Krieg in Nahost:EU sendet Signale der Missbilligung an Israel

Lesezeit: 3 min

Einreiseverbote gegen radikale Siedler: Auch Bundesaußenministerin Baerbock hat sich am Montag in Brüssel dafür ausgesprochen. (Foto: Kenzo Tribouillard/AFP)

Die europäischen Außenminister bereiten Sanktionen gegen radikale jüdische Siedler vor. Die Union will im Gazastreifen außerdem auf einen Waffenstillstand drängen. In Katar wird wieder verhandelt.

Von Juri Auel und Hubert Wetzel

Die EU will künftig nicht nur die palästinensische Terrororganisation Hamas mit Sanktionen bestrafen, sondern erstmals auch radikale jüdische Siedler, die im von Israel besetzten Westjordanland Gewalttaten gegen Araber verüben. Einen entsprechenden politischen Grundsatzbeschluss fassten am Montag die europäischen Außenminister und -ministerinnen bei einem Treffen in Brüssel.

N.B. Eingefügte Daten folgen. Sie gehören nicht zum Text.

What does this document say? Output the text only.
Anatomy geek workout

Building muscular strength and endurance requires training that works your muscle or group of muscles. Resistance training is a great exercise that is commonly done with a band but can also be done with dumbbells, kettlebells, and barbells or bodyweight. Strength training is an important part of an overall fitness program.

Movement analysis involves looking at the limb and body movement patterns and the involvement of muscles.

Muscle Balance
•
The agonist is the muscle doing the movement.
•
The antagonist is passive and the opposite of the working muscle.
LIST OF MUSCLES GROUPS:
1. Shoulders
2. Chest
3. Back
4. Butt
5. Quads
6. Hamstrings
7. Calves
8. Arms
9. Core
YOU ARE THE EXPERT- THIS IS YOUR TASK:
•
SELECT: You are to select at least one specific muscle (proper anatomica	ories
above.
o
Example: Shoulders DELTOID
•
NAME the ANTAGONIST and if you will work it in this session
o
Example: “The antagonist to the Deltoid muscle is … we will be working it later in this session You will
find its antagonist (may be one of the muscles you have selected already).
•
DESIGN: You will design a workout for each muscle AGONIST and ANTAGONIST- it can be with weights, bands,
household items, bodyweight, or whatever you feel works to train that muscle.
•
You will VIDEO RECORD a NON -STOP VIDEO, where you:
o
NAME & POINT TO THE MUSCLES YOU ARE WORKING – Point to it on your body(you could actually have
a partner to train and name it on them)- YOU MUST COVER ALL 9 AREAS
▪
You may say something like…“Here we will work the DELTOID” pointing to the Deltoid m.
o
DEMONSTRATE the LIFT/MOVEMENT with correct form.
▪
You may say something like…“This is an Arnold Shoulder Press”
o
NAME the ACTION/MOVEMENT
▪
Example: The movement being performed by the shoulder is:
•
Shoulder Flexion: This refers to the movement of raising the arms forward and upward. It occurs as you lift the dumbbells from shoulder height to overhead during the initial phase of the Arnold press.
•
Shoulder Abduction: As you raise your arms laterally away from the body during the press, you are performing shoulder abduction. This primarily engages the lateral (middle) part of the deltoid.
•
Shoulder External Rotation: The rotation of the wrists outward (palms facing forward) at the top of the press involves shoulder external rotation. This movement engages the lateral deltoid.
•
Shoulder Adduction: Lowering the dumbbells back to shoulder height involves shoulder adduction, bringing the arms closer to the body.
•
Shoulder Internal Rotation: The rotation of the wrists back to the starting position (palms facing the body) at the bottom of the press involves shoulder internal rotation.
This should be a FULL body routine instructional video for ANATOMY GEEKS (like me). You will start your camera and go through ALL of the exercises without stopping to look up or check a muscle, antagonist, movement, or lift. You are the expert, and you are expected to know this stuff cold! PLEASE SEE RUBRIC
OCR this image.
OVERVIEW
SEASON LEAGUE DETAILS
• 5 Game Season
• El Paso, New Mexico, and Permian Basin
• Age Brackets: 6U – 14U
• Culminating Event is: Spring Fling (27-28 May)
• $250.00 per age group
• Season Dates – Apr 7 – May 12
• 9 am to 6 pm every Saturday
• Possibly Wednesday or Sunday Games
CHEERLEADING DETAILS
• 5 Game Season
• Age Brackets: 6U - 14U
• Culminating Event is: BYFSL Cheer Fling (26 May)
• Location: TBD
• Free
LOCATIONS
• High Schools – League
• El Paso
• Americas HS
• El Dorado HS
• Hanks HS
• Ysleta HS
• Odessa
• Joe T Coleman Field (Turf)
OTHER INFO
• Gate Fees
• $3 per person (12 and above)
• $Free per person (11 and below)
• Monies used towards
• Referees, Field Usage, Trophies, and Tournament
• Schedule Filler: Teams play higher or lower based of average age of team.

In der Vergangenheit hatte sich vor allem Ungarn diesem Vorhaben widersetzt. Budapest ließ die Entscheidung am Montag jedoch passieren. Die rechtlichen Details müssen in den kommenden Tagen noch ausgearbeitet werden. Die EU werde "ein Sanktionsregime auf den Weg bringen", um gegen gewalttätige Siedler vorgehen zu können, sagte die deutsche Außenministerin Annalena Baerbock.

Die Maßnahme ist eher ein Symbol, aber sie soll den Druck erhöhen

Seit dem Terrorangriff der Hamas auf Israel am 7. Oktober 2023 ist es im Westjordanland immer wieder zu Attacken radikaler jüdischer Siedler auf palästinensische Bewohner gekommen. Dabei gab es Verletzte und Tote. Die israelischen Behörden verfolgen diese Übergriffe, die wie die gesamte Siedlungspolitik internationalem Recht widersprechen, zumeist nicht.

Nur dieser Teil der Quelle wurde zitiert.